Good point re: documentation...

We have support for Huggingface Transformers, llama.cpp, vLLM, SGLang, and TensorRT-LLM, along with some smaller providers (e.g. mistral.rs). Using any of these libraries as an inference host means you can use an OSS model with the guidance backend for full support. Most open source models will run on at least one of these backends (with vLLM probably being the most popular hosted solution, and transformers/llama.cpp being the most popular local model solutions)

We're also the backend used by OpenAI/Azure OpenAI for structured outputs on the closed source model side.

How does this compare to pydantic ai?

I'm yet to see a thorough comparison of design, performance and reliability between these options (along with outlines etc)

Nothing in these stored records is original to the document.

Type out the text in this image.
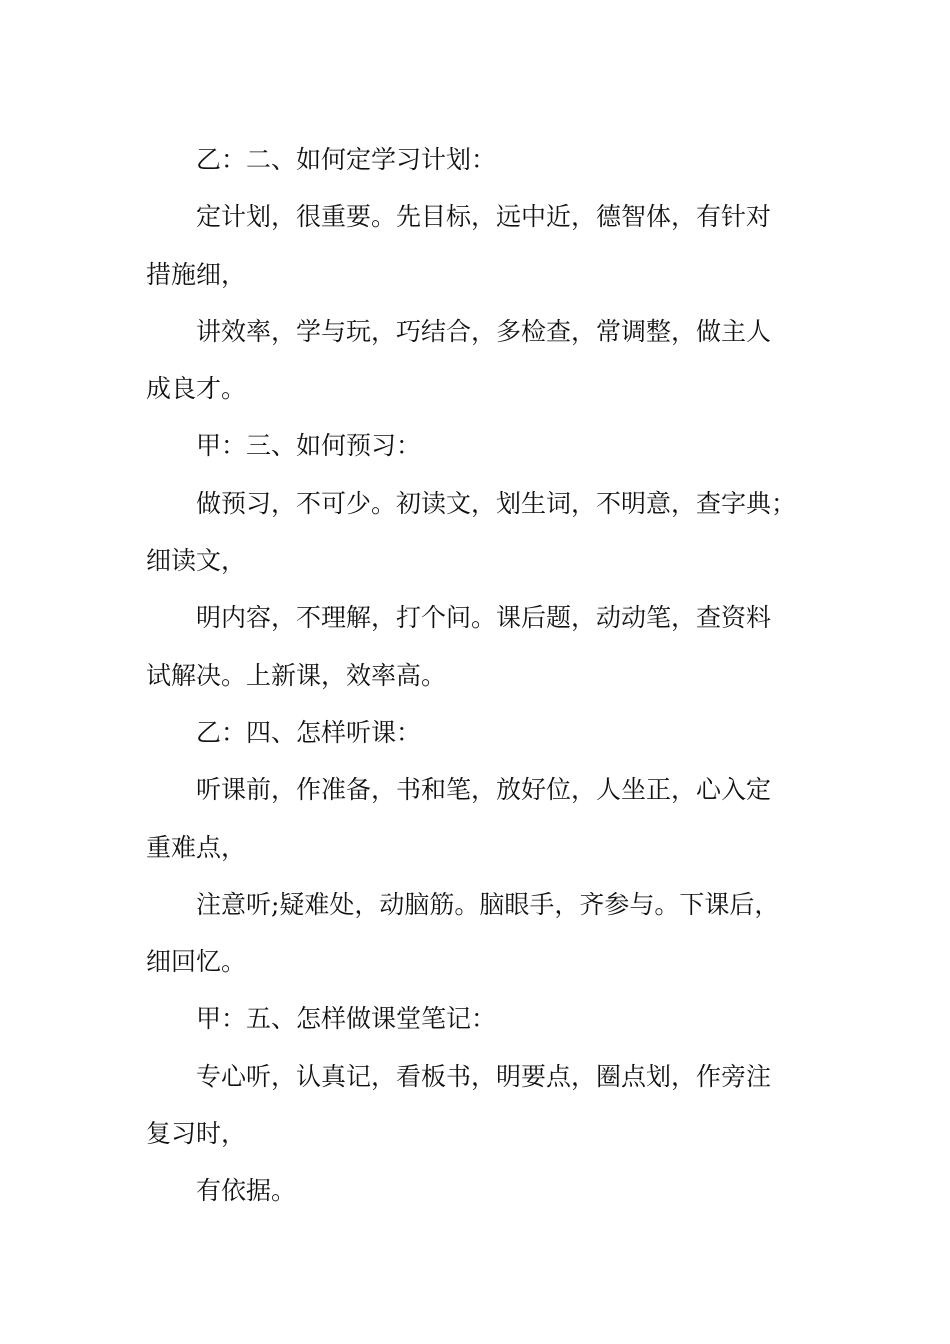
乙：二、如何定学习计划：

定计划，很重要。先目标，远中近，德智体，有针对
措施细，

讲效率，学与玩，巧结合，多检查，常调整，做主人
成良才。

甲：三、如何预习：

做预习，不可少。初读文，划生词，不明意，查字典；
细读文，

明内容，不理解，打个问。课后题，动动笔，查资料
试解决。上新课，效率高。

乙：四、怎样听课：

听课前，作准备，书和笔，放好位，人坐正，心入定
重难点，

注意听;疑难处，动脑筋。脑眼手，齐参与。下课后，
细回忆。

甲：五、怎样做课堂笔记：

专心听，认真记，看板书，明要点，圈点划，作旁注
复习时，

有依据。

We did quite a thorough benchmarking of various structured decoding providers in one of our papers: https://arxiv.org/abs/2501.10868v3 , measuring structured outputs providers on performance, constraint flexibility, downstream task accuracy, etc.

Happy to chat more about the benchmark. Note that these are a bit out of date though, I'm sure many of the providers we tested have made improvements (and some have switched to wholesale using llguidance as a backend)

I think @dcreater was asking how these various structee decoding providers compare with how pydantic ai handles structured output, i.e via tool calling, forcing the LLM to use a tool and its arguments are a json schema hence you read the tool call arguments and get a structured output.
thanks for the paper link! Im surprised there is such a minimal improvement in structured outputs when using any of these tools over the bare LLM!
pydantic is a _validation_ library, it does not do any kind of constraints by itself
im referring to pydanticai https://ai.pydantic.dev/
I'm stupid, so my question will be too.

I'm trying to write a really large book. I have a lot of material that I'm using RAG to help manage. I put into my prompts the top RAG cosine scores with some summaries of characters and previous chapters and scene sketches. I get scenes out and then work them over. LLMs are really helpful for my disability and have allowed me to make any progress at all on this.

Is your thing something I should look into for helping keep track of my material. I'm using Excel sheets and crappy python code right now.

Im pretty sure your stuff is some super technical backend thingy, but I figured I'd shoot my shot here. Thanks for any and all info, I appreciate it

I've been curious about grammar support for non-JSON applications. (i.e., I have some use cases where XML is more natural and easier to parse but Pydantic seems to assume you should only work with JSON.) Would guidance be able to handle this use case?

In general I find that matching the most natural format for a document outperforms waiting for the big model trainers to convince the model that the format you want is a valid structure, so anything that lets me interweave structured and unstructured generation is very interesting to me right now.

guidance can handle many context-free grammars. We use an Earley parser under the hood (https://en.wikipedia.org/wiki/Earley_parser) which gives us significant flexibility boosts over alternative approaches that use weaker parsers (and went through lots of effort to make Earley parsing fast enough to not slow down LM inference). However, XML is not perfectly context-free, though with some basic assumptions you can make it CF.

The annoying bit with grammars is that they are unfortunately a bit complex to write properly. Fortunately language models are getting better at this, so hopefully to get an XML grammar, you can get most of the way there with just a GPT-5 prompt. Suppose it would be a good idea to have a better pre-built set of popular grammars (like a modified XML) in guidance so that we cut this headache out for users...!

I'm really just looking for a subset of XML so that's probably sufficient.

For me, the advantage that Pydantic AI has right now is that it's easy to do ingestion/validation of the generated text, since I've already got the typing information in place. If I had similar ways to create new specialized grammars on the fly (e.g., I want XML-ish tags with these fields, but also allow for arbitrary additional fields...) that would significantly sway my implementation decisions.